SÃO PAULO: CARTAS, JOGOS DE TABULEIRO E RELÓGIO DE PULSO

Alunos e professores fazem balanço da volta às aulas sem celular nas redes pública e privada

Para conferir como a nova lei estadual está sendo implementada, na prática, o g1 visitou escolas em diferentes regiões na cidade de São Paulo. Professores e gestores estão confiantes nos impactos positivos da legislação. No entanto, as respostas obtidas pelos colegas do g1 podem ser extensivos a todas as escolas do país.

Estudantes reunidos para recreação no horário de almoço em escola estadual de período integral na Zona Sul de SP — Foto: Renata Bitar/g1.

A volta às aulas nas escolas de São Paulo tem contado com um desafio extra em 2025: a proibição do uso de aparelhos eletrônicos, especialmente celulares, durante toda a permanência no ambiente escolar, incluindo intervalos e aulas vagas.
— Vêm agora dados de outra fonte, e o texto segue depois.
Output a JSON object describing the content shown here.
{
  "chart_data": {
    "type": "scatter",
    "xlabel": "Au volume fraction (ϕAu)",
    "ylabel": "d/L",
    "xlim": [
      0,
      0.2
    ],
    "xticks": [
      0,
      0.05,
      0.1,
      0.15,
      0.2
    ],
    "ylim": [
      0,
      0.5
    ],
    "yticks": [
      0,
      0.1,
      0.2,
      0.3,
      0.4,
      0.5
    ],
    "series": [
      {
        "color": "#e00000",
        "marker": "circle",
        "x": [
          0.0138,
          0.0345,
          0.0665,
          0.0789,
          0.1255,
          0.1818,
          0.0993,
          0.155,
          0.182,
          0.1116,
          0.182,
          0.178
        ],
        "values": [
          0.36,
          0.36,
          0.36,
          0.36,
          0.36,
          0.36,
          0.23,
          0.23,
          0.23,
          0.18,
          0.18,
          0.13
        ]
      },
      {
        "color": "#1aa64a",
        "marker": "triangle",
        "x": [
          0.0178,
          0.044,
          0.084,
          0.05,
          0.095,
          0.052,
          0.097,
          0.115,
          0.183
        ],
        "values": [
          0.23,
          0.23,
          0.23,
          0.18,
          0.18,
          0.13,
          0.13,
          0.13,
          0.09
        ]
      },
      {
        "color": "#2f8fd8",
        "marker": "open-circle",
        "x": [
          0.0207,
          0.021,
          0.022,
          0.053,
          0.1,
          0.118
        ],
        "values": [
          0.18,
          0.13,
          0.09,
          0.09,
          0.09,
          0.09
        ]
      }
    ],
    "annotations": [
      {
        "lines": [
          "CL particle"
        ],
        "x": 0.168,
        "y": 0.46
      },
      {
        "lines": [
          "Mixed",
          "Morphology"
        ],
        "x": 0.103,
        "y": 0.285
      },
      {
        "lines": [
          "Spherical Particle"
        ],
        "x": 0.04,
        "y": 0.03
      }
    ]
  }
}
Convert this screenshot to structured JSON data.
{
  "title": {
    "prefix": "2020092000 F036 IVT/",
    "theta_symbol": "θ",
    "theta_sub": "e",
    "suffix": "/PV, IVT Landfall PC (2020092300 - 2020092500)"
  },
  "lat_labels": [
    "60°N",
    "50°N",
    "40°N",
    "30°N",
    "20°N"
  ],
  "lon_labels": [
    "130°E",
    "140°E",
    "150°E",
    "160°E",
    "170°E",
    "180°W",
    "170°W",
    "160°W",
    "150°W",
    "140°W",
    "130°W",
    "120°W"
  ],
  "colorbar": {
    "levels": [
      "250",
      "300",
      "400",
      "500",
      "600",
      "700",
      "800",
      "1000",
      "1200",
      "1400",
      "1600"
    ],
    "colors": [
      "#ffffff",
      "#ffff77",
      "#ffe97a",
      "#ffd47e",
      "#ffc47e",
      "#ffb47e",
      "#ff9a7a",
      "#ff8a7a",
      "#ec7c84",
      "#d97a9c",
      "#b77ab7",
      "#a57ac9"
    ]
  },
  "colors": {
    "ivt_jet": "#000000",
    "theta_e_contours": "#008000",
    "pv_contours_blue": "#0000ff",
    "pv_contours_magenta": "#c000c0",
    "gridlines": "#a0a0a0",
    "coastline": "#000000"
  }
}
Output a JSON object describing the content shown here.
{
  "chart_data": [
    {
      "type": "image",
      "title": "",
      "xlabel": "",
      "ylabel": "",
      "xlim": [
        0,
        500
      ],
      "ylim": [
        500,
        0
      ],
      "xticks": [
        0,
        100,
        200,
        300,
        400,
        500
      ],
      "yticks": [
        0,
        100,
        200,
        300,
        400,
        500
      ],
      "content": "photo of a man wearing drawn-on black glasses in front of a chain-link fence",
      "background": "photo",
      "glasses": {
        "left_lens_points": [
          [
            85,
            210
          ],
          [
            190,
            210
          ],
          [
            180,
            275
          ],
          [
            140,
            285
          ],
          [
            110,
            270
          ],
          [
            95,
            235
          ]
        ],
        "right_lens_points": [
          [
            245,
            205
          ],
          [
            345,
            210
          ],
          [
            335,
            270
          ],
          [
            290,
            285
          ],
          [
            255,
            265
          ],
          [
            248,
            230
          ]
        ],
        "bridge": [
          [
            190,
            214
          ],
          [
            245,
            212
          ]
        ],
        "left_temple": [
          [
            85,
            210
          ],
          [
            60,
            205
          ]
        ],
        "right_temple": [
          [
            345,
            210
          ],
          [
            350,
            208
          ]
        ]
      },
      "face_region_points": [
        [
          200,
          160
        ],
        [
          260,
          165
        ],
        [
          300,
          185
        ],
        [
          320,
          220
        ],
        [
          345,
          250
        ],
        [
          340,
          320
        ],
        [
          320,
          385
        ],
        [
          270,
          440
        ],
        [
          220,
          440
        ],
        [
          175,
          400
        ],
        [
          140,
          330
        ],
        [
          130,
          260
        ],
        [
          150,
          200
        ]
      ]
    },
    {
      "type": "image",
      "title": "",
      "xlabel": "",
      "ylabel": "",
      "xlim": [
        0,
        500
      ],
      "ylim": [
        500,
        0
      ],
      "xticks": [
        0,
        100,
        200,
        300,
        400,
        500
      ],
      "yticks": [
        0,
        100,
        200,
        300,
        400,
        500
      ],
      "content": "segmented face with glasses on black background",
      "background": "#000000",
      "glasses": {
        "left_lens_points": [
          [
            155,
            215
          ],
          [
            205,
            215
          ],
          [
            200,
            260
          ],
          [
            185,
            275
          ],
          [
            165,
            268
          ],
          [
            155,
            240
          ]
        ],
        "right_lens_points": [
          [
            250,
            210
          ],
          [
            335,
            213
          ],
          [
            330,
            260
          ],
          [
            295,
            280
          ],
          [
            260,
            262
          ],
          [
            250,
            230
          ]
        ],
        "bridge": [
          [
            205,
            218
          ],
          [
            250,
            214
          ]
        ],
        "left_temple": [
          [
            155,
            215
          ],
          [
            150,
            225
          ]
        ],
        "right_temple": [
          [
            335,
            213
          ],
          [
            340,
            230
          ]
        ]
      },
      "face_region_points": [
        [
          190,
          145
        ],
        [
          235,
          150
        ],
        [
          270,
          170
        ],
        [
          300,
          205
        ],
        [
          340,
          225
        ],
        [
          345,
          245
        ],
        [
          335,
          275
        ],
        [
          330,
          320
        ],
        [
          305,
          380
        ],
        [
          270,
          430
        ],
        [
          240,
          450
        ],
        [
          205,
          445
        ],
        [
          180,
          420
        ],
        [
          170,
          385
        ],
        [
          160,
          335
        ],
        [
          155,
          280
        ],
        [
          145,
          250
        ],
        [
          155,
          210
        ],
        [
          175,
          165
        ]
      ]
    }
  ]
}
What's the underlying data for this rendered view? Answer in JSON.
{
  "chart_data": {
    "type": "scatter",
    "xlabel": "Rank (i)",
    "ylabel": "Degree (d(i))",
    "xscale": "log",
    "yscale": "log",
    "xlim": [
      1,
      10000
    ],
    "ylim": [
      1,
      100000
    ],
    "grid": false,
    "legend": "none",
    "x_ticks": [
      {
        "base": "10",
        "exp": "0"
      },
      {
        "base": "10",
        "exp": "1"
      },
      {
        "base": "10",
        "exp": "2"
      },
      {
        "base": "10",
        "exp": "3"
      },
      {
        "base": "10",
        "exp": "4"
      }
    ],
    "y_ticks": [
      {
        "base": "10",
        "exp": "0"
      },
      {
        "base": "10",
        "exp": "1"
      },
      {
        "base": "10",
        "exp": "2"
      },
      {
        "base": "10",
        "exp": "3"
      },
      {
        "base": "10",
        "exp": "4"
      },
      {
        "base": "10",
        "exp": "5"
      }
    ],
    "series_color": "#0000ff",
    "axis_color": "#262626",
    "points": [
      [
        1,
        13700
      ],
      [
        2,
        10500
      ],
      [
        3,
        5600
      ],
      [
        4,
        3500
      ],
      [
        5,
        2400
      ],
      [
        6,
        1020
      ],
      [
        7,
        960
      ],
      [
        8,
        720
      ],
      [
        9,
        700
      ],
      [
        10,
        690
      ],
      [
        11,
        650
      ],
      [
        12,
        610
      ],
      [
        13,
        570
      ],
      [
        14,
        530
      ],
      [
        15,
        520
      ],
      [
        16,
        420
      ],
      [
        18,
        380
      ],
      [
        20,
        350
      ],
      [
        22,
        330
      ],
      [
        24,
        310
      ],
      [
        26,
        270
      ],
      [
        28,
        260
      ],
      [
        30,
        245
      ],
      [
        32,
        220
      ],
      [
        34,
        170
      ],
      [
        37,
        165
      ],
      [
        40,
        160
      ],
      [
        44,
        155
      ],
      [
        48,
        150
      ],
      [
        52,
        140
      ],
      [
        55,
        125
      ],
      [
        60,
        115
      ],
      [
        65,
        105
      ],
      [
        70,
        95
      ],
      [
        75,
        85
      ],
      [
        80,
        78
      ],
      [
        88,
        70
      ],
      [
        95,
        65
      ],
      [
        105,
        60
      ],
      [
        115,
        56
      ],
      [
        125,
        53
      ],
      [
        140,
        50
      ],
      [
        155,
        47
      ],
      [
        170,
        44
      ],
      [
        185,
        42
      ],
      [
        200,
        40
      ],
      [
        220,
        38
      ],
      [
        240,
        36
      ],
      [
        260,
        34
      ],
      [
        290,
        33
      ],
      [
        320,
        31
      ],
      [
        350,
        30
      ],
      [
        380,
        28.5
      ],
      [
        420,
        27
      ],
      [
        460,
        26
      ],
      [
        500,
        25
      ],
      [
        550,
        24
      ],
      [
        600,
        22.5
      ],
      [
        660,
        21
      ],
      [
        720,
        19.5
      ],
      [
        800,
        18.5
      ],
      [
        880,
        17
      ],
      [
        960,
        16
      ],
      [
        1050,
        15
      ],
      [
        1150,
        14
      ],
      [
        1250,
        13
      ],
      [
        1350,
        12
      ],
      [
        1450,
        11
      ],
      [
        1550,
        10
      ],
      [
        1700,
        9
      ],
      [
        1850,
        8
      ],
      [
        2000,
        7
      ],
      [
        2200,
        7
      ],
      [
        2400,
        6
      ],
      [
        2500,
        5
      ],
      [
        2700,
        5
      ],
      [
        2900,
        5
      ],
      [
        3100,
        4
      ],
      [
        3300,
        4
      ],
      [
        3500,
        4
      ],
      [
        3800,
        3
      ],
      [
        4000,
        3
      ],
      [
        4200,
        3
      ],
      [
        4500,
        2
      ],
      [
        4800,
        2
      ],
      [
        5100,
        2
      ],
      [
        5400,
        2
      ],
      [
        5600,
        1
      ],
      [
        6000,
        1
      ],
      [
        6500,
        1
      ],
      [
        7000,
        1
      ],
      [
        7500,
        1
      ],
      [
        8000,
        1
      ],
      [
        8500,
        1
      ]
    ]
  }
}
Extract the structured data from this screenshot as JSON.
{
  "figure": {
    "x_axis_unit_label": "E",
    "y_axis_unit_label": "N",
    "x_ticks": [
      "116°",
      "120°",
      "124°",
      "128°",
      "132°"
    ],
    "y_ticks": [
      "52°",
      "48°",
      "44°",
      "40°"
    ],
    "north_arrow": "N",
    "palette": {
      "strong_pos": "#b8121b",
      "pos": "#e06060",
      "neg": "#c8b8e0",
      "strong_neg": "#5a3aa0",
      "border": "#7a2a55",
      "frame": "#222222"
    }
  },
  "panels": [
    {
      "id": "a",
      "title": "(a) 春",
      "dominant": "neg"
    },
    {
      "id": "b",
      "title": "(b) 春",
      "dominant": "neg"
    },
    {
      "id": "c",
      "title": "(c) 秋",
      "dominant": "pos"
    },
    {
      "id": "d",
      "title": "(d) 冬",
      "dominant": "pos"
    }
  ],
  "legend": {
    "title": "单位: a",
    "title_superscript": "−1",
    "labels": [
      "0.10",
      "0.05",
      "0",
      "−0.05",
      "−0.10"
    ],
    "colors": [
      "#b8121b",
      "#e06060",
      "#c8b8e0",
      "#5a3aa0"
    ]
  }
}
Pela nova lei estadual, os eletrônicos só podem ser utilizados para atividades pedagógicas, quando solicitado pelos professores; por motivos de saúde, mediante comprovação médica; ou para garantir acessibilidade e inclusão de estudantes com deficiência ou dificuldade de aprendizagem.

Na teoria, a medida só vale para os alunos. Contudo, os colégios da capital paulista têm orientado docentes e demais funcionários a também seguirem a regra, para servir de exemplo aos estudantes.

Para ver como a lei tem funcionado na prática, o g1 visitou escolas públicas e privadas de São Paulo e conversou com alunos, professores e gestores sobre o início do ano letivo.

  • De modo geral, os colégios estão investindo no diálogo e numa abordagem educativasobre a legislação e o uso saudável dos eletrônicos para fazer valer a nova regra;
  • Professores e gestores relataram um cenário “surpreendentemente positivo” nos primeiros dias de aula. Apreensivos, eles temiam que alunos tivessem crises de ansiedade devido à falta de acesso aos aparelhos, o que ainda não se mostrou uma realidade;
  • Os alunos entendem e já começaram a perceber os benefícios da proibição dentro de sala de aula, mas questionam a extensão da medida para os momentos de descanso, especialmente os mais novos, do 6º a 9º ano, que não veem diferença entre interagir com os colegas por meio das telas e presencialmente;
  • Jogos de carta, de tabuleiro, livros e esportes têm ajudado na distração durante os intervalos. Por isso, as escolas planejam aumentar a oferta de atividades. Alguns estudantes relatam tédio, enquanto outros já quebram a cabeça para planejar novos passatempos;
  • Os alunos sentem falta de ver a hora no celular, mesmo havendo sinais sonoros para indicar as trocas de aula. Com isso, alguns investiram em relógios de pulso (sem acesso à internet), enquanto outros se uniram para pedir que suas escolas instalem relógios com visor eletrônico dentro das salas de aula.

MUDANÇA DE HÁBITO

Alunos jogando cartas no horário do almoço em escola estadual de tempo integral na Zona Sul de SP – Foto: Renata Bitar/g1.

Eu acho essa lei boa pro horário da aula, mas pro recreio, acho que pegou muito pesado. A lei é pra gente se enturmar, compartilhar entretenimento com as outras pessoas, pra se aproximar mais, mas o celular já fazia isso. Eu e as minhas amigas, a gente já jogava junto (online) – Ana Clara, 12 anos.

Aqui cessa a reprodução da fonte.